We follow Mono, a fashionable lad with a bag on his head who’s been having some weird dreams lately. This leads him to make his way through the Pale City, a less-than-inviting urban landscape where he hopes to find some answers to the questions those dreams have been asking. Along the way, he’ll come across the original game’s protagonist and they’ll team up, doing their best to survive in a world that would very much like to eat them up. Nothing ominous about that, right?

What we’ve got here, as mentioned, is a puzzle platformer! You’re generally presented with a destination and encouraged to work out how to get Mono over there without getting squished. Our hero’s able to run, jump and grab stuff, so your selection of verbs is concise enough that thinking through what’s going on tends to be enough to get you through. The focus here is more on the creepy undercurrents than brainteasers, but that prevents long, complex puzzles from detracting from the horror. Surely we all got a little less than afraid of the early Resident Evil games after spending hours trying to find card-suit-themed keys, right?

Little Nightmares II’s defining quality is that it’s very much like the original game. Duh, you say, and look at me expecting an explanation, but really that speaks for itself – this is one of those sequels that doesn’t really do much that its predecessor didn’t. Mono’s able to drag stuff around and smack obstacles and enemies with it in a way Six wasn’t able to back when she was the protagonist and, likewise, you’ve got Six herself with you for much of the game and she’s able to provide help here and there.

Neither of these changes amount to a significant gameplay shift, though. I don’t want to say this could have been an expansion, but it probably could have been an expansion.

That’s not to say it’s not worth playing.

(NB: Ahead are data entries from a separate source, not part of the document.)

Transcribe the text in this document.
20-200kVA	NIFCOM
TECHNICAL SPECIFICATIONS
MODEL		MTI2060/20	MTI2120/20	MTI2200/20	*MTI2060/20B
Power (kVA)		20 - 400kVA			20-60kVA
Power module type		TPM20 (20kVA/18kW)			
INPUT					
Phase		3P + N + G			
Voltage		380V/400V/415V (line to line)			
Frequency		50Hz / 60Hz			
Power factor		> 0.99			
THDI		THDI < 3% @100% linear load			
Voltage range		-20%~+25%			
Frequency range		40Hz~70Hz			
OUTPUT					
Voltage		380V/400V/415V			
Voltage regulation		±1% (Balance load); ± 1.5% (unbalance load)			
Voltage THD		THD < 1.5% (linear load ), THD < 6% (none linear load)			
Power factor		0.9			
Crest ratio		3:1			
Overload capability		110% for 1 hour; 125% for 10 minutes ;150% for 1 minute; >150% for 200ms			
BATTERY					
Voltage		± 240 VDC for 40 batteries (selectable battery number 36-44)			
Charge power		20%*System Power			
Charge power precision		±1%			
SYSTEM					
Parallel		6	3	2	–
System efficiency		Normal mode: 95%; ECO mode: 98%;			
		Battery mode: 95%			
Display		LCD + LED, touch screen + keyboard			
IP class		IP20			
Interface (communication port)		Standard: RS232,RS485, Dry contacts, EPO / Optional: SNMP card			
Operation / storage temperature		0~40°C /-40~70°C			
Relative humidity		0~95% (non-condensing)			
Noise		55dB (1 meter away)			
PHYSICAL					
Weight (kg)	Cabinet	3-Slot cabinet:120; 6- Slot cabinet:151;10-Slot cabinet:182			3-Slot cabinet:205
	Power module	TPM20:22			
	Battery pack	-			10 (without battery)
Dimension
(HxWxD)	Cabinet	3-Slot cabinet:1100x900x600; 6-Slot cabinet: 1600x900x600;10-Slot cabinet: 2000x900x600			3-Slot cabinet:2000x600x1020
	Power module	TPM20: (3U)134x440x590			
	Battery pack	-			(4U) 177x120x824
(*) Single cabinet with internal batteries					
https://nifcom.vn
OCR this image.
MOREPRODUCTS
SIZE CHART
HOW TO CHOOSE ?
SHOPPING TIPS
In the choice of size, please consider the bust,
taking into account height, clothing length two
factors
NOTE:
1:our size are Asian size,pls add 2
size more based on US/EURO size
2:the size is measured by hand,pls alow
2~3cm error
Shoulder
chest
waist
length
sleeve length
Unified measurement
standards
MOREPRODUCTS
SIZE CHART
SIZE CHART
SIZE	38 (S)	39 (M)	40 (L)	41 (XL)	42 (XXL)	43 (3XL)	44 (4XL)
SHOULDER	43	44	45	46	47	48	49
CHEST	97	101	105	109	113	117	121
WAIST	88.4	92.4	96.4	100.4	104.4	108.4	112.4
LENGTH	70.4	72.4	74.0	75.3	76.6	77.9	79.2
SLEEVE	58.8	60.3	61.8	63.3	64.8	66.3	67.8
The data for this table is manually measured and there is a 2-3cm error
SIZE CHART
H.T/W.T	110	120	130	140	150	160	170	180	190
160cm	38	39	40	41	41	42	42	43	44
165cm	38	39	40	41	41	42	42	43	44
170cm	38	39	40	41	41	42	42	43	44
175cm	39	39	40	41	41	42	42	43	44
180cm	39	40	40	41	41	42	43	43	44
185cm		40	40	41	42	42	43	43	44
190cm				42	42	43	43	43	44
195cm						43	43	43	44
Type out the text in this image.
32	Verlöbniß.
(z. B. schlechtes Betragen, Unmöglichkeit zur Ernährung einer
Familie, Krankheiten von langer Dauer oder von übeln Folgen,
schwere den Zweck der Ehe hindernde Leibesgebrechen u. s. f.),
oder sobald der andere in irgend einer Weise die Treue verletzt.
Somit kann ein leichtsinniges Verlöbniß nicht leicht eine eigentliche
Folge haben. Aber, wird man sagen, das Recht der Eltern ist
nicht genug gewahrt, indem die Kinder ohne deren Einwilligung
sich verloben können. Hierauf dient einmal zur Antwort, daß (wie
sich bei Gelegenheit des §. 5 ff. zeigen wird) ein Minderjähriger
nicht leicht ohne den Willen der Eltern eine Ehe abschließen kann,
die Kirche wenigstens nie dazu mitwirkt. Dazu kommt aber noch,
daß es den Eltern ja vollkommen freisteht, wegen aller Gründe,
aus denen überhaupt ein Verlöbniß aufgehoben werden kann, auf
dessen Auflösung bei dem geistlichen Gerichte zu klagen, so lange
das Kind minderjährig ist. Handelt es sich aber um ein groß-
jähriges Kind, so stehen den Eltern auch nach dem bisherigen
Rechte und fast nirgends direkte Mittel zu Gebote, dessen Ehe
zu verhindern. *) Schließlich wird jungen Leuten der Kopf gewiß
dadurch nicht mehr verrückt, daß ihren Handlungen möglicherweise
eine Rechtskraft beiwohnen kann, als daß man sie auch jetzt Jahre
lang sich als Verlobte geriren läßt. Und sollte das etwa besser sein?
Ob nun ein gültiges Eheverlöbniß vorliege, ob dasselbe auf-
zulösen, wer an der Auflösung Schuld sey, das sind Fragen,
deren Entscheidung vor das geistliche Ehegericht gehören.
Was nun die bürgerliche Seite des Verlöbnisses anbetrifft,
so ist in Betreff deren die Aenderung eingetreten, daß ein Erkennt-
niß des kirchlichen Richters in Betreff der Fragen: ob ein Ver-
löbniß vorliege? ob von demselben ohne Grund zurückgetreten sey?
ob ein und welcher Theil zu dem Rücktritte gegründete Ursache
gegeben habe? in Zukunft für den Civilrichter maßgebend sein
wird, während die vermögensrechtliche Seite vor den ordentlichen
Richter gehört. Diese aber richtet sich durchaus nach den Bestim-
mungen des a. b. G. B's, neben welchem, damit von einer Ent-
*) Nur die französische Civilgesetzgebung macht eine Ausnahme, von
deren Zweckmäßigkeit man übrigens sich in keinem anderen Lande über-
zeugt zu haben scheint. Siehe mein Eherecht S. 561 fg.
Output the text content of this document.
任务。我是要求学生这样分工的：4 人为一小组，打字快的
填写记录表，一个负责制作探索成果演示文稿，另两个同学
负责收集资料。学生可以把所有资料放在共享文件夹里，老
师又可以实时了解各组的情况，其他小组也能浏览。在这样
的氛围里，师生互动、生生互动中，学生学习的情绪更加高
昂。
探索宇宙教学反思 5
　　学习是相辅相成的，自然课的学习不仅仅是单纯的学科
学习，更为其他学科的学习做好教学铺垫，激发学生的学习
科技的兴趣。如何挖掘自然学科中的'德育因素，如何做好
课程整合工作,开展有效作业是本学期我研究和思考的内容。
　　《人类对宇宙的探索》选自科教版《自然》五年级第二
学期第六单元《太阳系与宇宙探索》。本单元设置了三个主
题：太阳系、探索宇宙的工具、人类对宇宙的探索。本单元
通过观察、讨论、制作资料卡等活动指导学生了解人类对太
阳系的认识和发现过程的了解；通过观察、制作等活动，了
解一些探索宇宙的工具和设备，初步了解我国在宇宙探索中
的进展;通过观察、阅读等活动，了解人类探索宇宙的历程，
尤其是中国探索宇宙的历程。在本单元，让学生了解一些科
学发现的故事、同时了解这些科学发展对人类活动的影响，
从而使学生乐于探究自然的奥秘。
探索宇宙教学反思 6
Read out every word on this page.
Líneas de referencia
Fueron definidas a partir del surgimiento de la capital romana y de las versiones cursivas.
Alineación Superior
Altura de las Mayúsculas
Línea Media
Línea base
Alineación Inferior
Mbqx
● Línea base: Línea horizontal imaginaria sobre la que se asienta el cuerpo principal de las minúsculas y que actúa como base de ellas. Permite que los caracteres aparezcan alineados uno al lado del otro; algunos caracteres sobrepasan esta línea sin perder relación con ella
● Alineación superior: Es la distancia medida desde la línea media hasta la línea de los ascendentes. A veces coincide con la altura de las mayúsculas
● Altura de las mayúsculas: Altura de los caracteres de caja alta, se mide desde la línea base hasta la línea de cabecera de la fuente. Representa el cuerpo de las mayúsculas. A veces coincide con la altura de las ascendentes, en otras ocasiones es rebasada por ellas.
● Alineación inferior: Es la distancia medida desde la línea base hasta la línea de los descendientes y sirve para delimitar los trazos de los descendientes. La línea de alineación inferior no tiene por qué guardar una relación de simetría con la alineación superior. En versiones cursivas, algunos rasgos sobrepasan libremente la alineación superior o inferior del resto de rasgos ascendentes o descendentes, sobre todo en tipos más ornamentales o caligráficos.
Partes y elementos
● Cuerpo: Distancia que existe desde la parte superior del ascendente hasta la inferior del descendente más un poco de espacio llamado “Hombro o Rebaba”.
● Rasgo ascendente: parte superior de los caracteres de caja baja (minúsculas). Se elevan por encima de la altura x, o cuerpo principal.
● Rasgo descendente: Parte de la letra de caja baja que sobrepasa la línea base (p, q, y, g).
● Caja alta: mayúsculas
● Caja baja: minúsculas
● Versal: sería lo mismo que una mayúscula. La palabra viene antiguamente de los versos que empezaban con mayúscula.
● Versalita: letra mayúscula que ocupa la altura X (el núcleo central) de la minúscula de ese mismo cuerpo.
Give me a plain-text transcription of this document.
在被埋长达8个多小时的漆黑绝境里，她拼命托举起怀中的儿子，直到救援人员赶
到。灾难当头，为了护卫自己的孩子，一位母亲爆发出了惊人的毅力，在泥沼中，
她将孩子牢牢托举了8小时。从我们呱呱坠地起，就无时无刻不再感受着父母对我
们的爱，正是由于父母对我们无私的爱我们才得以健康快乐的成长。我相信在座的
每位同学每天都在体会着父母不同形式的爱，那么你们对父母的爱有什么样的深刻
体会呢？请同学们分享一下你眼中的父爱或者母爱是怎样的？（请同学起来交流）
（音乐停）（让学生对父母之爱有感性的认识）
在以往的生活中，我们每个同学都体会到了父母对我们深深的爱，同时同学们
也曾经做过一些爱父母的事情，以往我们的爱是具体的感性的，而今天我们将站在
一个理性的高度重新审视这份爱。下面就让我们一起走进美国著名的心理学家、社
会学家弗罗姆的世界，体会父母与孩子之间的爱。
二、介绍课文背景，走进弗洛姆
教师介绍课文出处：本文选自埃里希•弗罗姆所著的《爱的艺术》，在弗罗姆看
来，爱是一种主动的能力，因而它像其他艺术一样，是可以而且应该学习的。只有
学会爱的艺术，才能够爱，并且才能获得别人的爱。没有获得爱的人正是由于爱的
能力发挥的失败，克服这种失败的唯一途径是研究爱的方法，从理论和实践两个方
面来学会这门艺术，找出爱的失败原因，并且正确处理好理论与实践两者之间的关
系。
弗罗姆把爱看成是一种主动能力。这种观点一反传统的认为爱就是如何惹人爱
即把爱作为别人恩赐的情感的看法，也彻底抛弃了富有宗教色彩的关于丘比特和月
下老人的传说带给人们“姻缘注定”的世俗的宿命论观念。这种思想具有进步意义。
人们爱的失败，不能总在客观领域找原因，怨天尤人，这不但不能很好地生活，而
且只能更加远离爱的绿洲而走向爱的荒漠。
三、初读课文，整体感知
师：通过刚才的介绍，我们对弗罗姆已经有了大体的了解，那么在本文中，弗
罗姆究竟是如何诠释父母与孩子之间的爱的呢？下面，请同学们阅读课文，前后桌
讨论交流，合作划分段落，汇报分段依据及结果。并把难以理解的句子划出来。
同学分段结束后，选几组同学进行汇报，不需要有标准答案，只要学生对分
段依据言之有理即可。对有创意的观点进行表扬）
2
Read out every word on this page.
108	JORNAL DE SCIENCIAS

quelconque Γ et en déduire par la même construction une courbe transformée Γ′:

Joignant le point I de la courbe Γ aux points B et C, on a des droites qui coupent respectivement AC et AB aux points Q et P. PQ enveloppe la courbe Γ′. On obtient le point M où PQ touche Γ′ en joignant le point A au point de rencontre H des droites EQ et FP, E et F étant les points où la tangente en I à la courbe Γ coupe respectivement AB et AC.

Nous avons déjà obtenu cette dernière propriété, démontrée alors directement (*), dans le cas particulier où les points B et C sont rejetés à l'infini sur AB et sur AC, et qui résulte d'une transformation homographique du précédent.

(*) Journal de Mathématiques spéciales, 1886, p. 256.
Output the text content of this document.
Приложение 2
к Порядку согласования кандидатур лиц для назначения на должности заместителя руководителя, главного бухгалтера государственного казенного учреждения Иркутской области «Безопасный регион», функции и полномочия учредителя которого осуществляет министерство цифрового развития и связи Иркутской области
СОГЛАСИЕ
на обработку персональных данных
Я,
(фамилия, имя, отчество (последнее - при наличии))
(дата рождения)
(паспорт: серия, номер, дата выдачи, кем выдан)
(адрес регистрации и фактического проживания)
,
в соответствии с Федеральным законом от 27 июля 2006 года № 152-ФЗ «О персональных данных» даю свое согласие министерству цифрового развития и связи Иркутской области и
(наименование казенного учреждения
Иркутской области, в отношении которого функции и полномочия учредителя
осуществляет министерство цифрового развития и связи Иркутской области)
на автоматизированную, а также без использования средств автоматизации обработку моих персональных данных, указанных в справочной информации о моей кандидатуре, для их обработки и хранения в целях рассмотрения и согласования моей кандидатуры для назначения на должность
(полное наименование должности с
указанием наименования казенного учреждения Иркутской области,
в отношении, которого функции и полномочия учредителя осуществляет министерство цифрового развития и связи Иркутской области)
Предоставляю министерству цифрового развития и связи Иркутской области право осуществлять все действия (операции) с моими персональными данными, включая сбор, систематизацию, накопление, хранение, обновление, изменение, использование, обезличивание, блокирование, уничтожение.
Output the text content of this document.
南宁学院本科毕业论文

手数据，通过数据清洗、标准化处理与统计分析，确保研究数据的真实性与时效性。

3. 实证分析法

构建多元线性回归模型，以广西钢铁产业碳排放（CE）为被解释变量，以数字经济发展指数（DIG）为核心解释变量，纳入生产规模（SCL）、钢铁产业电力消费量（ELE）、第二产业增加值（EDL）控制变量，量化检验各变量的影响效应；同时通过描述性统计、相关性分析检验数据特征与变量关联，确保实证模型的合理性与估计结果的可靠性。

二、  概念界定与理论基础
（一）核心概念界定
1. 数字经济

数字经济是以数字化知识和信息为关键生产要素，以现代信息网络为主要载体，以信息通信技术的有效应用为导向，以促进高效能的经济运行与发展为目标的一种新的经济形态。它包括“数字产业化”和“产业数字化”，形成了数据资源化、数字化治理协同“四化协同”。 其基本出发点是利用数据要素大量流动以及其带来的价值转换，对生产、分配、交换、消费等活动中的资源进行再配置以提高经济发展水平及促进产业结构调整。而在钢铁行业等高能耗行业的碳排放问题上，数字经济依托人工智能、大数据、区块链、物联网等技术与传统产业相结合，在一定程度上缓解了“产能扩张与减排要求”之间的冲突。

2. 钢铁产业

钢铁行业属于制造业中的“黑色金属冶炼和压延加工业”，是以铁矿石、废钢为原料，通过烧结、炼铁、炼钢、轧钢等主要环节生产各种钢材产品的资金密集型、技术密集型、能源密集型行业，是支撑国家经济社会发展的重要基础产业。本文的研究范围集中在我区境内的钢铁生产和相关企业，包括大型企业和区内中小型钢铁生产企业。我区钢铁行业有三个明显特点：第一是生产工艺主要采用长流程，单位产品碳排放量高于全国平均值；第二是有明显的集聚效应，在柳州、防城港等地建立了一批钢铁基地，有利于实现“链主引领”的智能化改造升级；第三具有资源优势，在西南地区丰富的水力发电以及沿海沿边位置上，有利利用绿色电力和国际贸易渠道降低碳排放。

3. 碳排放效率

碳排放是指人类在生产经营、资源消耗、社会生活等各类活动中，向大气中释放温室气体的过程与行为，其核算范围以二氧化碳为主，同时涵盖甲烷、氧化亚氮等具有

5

That classic spooky feel that the original Little Nightmares did so well is very present and accounted for here. There’s an omnipresent sense of dread as you creep through dark halls, search for the way forward and flee from massive mutated adversaries. It’s a little hard to say what significant additions could have been made that wouldn’t throw off the original’s overwhelming atmosphere, in fact.

Having a partner around makes things feel a little bit more like, say, the PS2 classic Ico, but this is still Little Nightmares through and through. That goes double for the ending, which is, well…fans should probably take the time to look this one over, let’s go with that.

Little Nightmares II retains the original game’s spooky pseudo-Claymation style look as well as most of its gameplay. That’s definitely easier to praise than the lack of innovation from an interactivity perspective. This game looks great and runs just fine on pretty much any platform you’d care to run it on. There’s not a lot to complain about from a technical perspective.

As with the first, Little Nightmares II is a fairly short game that can be experienced in about a weekend. You might want to keep that in mind when considering a purchase, but those considerations can be kept to a minimum if you played and enjoyed the original. This sequel continues doing everything the original did well. At the same time, it doesn’t really expand on the formula all that much, but after the third or fourth heart-pounding chase sequence, you might be glad that Bandai Namco continued to focus on what works.